Unless I win the lottery, my 33-mpg Honda is going to have to last the rest of my driving days, and don’t start in about the trains in Europe, because if all Americans were crammed into Indiana, we could rely on trains, too.

If we hadn’t already torn up what tracks we had and turned them into rail trails.

Anyway, here’s one benefit of the Internet:

Not only can you read my wit each morning, but, if Comics Kingdom loses a week’s worth of Vintage Judge Parker strips, I can muddle around on-line and find them for you:

 

More good news! Now that this has been covered by a real high-class singer-lady, the revolution is surely just around the corner:

4 thoughts on “CSotD: Facing the issue

  1. I was a kid that was always getting in trouble in class for having a novel open under the edge of my desk when I was supposed to be paying attention—I shudder to think what having a smart phone would’ve done to my young brain.

    It’s interesting that with all the press about FB and Instagram that Twitter hasn’t had a mention in a while. The endless stream of short quips to read is a huge time sink for my ADD brain, and I found myself gravitating toward drama on there—arguments and negativity are just more interesting I guess.

  2. Today’s blog is relevant to me in two ways:

    (1) I gave up facebook in 2013, returned in late 2019, gave up again in mid 2020.

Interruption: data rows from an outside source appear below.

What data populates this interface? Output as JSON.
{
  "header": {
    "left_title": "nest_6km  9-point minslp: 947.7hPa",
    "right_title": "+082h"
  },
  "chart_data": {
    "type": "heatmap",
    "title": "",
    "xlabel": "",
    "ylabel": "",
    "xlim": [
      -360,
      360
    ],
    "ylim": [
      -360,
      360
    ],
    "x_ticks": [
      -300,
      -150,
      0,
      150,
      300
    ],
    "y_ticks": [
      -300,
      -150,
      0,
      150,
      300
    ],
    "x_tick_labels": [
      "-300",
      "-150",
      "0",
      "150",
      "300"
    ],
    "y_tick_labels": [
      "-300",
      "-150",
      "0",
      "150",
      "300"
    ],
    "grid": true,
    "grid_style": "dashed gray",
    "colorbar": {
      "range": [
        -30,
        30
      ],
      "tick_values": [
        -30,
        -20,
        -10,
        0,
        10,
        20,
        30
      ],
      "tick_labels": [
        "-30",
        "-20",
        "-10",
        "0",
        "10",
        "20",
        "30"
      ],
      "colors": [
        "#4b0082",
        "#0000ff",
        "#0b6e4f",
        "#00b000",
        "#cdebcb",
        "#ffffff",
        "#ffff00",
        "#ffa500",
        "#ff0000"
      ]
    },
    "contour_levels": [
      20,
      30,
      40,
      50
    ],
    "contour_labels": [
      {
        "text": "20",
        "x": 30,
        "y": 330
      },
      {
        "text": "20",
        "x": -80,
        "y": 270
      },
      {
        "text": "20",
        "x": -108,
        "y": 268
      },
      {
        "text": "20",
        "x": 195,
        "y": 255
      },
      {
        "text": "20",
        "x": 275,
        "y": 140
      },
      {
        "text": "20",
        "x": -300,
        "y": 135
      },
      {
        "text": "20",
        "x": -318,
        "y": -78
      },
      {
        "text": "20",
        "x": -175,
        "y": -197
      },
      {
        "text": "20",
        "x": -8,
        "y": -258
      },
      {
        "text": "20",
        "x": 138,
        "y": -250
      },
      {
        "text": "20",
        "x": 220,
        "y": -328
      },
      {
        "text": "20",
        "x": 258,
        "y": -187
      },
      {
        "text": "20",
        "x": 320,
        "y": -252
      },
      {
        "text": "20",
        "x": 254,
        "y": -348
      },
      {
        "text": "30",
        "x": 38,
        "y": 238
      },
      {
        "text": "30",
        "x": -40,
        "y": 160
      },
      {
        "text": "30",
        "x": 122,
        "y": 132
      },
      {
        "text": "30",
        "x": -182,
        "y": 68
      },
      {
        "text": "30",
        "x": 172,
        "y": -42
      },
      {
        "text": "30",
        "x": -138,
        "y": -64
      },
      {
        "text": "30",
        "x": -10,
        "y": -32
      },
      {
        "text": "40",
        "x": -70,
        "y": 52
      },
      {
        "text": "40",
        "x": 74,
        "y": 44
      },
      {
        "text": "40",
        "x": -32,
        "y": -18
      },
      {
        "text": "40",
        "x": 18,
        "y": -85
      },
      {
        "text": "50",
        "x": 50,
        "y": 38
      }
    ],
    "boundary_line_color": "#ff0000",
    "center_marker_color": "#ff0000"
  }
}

    (2) Over the past 7 months I’ve ridden my bike 700 miles — a large portion of that on rail trails.

    At an average speed of ?10 MPH, that’s 70 hours I could have spent instead on facebook.

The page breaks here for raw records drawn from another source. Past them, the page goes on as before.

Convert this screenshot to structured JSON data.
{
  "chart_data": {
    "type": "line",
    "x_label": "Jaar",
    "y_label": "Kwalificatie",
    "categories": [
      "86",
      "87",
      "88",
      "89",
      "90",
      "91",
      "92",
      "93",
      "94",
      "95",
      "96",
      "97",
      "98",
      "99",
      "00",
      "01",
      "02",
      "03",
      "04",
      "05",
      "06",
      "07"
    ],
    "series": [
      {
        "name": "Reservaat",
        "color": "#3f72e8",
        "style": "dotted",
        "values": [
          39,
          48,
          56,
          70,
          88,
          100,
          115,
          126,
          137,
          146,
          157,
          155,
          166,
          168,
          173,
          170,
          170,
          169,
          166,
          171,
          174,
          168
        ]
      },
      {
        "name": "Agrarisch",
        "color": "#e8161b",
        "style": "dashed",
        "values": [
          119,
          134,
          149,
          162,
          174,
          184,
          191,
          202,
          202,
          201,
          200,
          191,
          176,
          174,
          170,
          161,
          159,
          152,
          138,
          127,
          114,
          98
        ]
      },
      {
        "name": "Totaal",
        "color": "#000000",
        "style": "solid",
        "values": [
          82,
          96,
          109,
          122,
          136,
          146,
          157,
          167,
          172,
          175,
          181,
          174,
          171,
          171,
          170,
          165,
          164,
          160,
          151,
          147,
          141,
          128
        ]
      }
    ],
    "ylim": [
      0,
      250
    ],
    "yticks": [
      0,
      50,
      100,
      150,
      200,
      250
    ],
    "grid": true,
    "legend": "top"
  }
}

  3. I’ve stayed away from Facebook for the same reasons I’ve stayed away from heroin. I did join for a sporting event (a Spring 2021 Fitness Challenge; my challenge was to read an actual paper-based book for three hours per week (my eyes aren’t what they used to be, so I usually listen to audio books)), but I haven’t logged on for months.

    Or, as Iris Milford put it in the first Spenser novel, “Baby, I’m fat, Black, widowed, pushing thirty, and I’ve got four kids. I don’t need no additional problems.”

  4. Thanks for Judge Parker week. I actually have the original 10-10 strip Sent to me from the late, great Harold LeDoux.